Insensibilidade e falta de bom-senso (ou de senso, apenas)


Não sei o que causa tanta indignação nas declarações proferidas por um corretor inglês - que afinal, sabe-se agora, não o era -  numa entrevista televisiva onde afirmou estar radiante com a actual crise porque, ao que garantiu, lhe está a permitir auferir elevados proveitos. Qualquer corretor dos verdadeiros, se quisesse ser sincero, diria exactamente a mesma coisa. Não é desonestidade nenhuma e, nesta como em noutras profissões em que tal é possível, ganhar muito dinheiro revela  elevada competência profissional. Pena que a esmagadora maioria diabolize o lucro e dirija a sua fúria na direcção errada.
Vejamos este pequeníssimo e quase insignificante exemplo. Numa qualquer localidade, mesmo daquelas onde a maioria dos escassos habitantes está com os pés para a cova, construiu-se uma piscina, um pavilhão desportivo onde se podem praticar todas as modalidades e mais algumas, dotou-se o campo de futebol lá do sítio de um relvado todo janota, fizeram-se estradas que vão de nenhures a lado nenhum e edificaram-se duas ou três escolas todas catitas e modernaças. Isto apesar de quase não nascerem crianças lá na terra e de idênticos equipamentos existirem já em todas as localidades vizinhas. Tudo somado é coisa para vinte milhões de euros financiados a oitenta por cento. O que, para os decisores, se afigura como um negócio fantástico. Ou soberbo, na opinião dos eleitores inebriados com tanto dinamismo. Claro que o insignificante pormenor de ainda faltarem quatro milhões é apenas um miserável detalhe, só invocado pela falta de visão estratégica de uns quantos parvos. Até porque, como é óbvio, a banca estava mesmo desejosa de financiar a parte do investimento que os fundos europeus não cobriam. Apesar de, também ela tal como o país, não ter dinheiro e, por consequência, necessitar de recorrer aos mercados.

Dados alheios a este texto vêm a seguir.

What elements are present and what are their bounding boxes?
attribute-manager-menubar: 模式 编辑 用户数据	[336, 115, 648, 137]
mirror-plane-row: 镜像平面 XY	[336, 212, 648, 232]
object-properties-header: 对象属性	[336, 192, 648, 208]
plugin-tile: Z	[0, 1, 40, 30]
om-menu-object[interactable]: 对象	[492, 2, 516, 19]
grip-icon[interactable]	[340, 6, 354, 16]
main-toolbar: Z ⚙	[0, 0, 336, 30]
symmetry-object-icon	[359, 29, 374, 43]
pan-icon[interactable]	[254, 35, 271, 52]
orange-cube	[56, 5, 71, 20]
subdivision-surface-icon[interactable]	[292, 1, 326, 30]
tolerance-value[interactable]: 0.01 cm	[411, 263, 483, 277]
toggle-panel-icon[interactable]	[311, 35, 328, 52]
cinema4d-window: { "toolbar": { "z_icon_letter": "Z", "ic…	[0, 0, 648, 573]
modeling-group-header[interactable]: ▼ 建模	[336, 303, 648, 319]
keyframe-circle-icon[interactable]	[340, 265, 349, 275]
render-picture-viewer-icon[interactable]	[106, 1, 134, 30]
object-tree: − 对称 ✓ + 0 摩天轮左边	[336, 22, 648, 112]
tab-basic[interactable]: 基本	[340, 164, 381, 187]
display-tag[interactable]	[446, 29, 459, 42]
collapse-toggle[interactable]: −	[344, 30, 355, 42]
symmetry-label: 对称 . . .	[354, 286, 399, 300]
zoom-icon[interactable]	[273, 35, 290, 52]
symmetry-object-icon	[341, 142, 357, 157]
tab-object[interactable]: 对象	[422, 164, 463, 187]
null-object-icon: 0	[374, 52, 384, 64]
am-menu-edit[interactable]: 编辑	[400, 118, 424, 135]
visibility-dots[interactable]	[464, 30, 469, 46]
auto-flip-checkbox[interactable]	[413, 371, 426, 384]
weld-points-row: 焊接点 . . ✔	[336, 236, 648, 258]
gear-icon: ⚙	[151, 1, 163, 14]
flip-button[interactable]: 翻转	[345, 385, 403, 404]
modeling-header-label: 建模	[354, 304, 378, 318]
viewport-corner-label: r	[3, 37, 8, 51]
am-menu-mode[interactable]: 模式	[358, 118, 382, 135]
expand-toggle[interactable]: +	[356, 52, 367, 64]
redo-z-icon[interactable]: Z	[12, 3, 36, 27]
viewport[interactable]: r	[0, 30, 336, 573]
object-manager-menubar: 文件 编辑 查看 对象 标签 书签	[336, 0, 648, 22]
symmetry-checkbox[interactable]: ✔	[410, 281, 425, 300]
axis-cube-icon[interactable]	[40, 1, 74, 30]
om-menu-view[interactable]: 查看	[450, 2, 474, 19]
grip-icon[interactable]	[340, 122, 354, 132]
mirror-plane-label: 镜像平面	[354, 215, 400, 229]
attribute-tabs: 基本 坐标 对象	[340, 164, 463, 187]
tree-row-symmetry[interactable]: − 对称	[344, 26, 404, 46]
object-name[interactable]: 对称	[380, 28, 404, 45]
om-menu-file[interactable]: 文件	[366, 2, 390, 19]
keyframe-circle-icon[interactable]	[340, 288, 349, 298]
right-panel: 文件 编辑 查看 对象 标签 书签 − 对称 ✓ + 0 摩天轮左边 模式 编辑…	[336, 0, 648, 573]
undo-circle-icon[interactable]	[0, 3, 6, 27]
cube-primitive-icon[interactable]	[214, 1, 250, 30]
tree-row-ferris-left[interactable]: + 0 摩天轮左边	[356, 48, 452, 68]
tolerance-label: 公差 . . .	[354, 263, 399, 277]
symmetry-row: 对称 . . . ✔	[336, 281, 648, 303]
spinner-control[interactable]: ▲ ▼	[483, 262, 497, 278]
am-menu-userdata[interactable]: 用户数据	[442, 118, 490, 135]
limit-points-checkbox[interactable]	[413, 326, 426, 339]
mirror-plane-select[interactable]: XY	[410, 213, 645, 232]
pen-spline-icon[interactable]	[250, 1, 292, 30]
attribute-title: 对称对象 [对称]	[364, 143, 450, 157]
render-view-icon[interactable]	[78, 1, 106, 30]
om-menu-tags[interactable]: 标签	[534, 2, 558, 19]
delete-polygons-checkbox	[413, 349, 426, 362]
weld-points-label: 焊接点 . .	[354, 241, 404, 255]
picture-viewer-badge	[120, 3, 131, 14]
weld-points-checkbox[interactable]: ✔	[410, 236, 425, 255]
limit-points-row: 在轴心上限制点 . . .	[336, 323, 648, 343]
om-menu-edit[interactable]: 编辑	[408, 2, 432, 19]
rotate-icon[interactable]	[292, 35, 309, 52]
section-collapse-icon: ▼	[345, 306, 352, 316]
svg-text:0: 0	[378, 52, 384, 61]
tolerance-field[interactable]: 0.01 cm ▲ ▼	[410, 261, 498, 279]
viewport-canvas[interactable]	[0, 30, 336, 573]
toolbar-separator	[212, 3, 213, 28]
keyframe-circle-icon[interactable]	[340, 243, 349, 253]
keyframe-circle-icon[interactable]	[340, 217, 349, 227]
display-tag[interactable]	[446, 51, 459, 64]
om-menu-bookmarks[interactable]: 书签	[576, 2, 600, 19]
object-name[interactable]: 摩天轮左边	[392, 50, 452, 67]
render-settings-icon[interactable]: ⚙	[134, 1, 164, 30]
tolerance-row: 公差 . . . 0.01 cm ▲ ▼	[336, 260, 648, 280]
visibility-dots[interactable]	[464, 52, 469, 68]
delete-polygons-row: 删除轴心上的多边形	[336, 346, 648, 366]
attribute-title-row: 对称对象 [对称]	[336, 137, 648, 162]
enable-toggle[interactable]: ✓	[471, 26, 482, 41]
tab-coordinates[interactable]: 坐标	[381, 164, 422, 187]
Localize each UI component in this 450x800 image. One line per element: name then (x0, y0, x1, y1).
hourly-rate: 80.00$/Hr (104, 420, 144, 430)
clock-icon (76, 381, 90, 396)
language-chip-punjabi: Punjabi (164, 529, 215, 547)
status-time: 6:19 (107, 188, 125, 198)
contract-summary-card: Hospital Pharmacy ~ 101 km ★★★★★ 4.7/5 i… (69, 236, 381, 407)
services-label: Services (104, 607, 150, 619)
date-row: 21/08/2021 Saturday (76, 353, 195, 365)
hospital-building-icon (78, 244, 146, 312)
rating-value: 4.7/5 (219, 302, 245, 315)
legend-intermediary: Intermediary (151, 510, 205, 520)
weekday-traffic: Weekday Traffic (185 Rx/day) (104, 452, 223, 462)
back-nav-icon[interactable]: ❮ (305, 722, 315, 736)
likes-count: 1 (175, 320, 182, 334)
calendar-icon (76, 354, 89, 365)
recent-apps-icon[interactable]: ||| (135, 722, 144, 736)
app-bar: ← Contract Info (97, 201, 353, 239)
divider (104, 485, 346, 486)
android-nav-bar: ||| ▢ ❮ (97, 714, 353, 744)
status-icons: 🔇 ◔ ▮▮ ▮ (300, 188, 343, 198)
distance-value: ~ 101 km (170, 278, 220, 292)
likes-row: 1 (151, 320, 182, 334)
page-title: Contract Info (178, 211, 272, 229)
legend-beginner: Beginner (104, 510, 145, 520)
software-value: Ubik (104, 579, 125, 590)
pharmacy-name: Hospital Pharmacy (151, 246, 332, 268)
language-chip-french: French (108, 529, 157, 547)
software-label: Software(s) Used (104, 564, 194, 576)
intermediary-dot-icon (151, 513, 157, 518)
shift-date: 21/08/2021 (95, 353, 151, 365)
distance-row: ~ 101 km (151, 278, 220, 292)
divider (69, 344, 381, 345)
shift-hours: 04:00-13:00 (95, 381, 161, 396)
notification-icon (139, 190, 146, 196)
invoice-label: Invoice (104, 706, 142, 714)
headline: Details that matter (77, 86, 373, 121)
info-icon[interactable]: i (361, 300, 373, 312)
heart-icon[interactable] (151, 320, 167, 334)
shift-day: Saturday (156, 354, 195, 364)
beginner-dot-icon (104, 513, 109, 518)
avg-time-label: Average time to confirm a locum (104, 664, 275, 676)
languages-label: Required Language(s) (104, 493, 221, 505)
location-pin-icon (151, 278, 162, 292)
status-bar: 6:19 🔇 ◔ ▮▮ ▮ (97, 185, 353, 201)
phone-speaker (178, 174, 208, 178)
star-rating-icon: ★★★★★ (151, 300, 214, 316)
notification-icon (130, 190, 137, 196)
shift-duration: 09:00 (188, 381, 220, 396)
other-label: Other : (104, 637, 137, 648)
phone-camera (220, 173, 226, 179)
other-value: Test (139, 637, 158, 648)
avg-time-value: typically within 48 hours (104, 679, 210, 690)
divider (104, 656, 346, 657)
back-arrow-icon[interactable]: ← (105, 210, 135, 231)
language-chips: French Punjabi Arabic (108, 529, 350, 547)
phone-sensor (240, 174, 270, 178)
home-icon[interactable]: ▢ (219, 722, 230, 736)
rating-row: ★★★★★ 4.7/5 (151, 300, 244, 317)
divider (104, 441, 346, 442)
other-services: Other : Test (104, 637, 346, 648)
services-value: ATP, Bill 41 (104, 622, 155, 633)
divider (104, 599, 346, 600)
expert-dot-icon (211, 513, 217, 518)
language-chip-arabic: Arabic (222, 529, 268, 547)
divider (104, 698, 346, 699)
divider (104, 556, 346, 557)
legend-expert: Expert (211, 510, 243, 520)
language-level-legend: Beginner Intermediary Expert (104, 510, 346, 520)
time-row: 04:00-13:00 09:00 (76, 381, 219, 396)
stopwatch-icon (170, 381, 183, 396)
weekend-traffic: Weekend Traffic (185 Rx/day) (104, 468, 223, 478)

Ora, como é suposto saber-se, estas coisas pagam-se. E quando alguma coisa se paga alguém ganha alguma coisa. E é aqui que os tais corretores, insensíveis e gananciosos, entram em acção. Embora, que se saiba, nunca tenham posto os andantes na tal terriola perdida onde já não nascem crianças. Nem precisam. O melhor é mesmo não aparecerem por lá. Nessa terra – e nas outras todas também – as pessoas não gostam de quem ganha dinheiro. Apreciam muito mais quem o gasta.